Raise the age, which was signed into law in April 2017, diverts 16- and 17-year-old defendants to Family Court or to judges who are specially trained to deal with children.
Far from being a milestone of progressive policy, raising the age of criminal responsibility to 18 was a long-due fix to a backward justice system that for decades had prosecuted young offenders as adults, according to reformers and advocates. New York was among the last two states in the country to do so; North Carolina raised the age for only nonviolent offenses to 18.
Since it opened on Aug. 1, 1998, the center has had some success, but also numerous incidents that stained its reputation and eroded community trust in the agency that runs it.
In October 2015, a center employee was arrested for allegedly throwing a chair at a 15-year-old after a physical encounter. The staffer was then suspended. Another employee was arrested for shoving and punching a youth in the head. Neither incident was reported in the news.
Sometimes the employees were victims of violence. Some former Crossroads staffers have said they found themselves in difficult situations when the youths were the assailants but they couldn’t use force to defend themselves.
Denunciations of mismanagement and violence have cast doubt on the staff’s ability to handle at-risk youths who have experienced violence and trauma before entering.
But Watts, the center director, and ACS representatives have always deflected criticism, insisting detention centers like Crossroads are safe, pointing to self-reported statistics suggesting a significant decrease of incidents in recent years.
“Safety in our facilities is a top priority, and we have worked hard to create a system of care within our secure juvenile detention system that is grounded in best practice and designed to promote a safe, secure environment for youth and staff,“ Hansell said in a statement.
According to the self-reported numbers, incidents requiring the restraint of youths in custody went from 560 during the fiscal year 2015 down to 407 in 2016, then down to 237 in 2017 and is now at 206 for the current fiscal year.
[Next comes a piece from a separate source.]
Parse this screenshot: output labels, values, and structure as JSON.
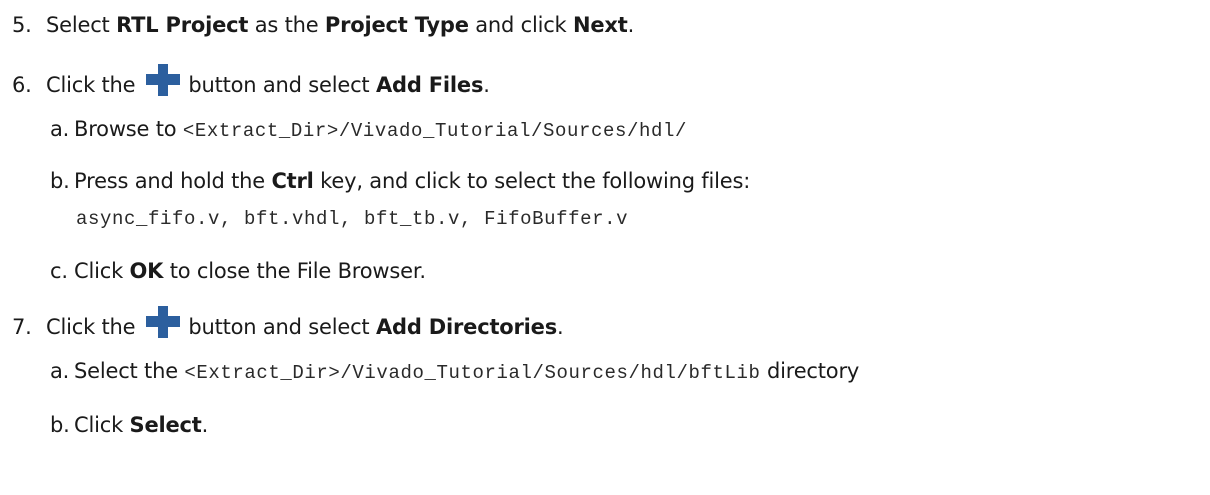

Child abuse allegations have also decreased from 41 in the fiscal year 2015 down to 34 in 2016 and to 16 in 2017.
During the tour of the facility, administrators and staffers were outspoken about their efforts to make the Crossroads a safe place for young offenders where they can learn from their experiences and get ready to find their freedom in society once they’re out.
One male teenager, grateful not to be in prison, had words of hope and determination.
“Coming here told me ‘I don’t want to be away from home’ and that I don’t want to come to this facility or a worse facility. I don’t want to come back to none of that,” the boy said, sitting in a classroom and talking to reporters, while holding one of his books.
His resolute gaze and calm voice made him sound more mature than his age.
“It told me to just do better, to go to school more and keep reading my books. It taught me to make a change to myself,” he said.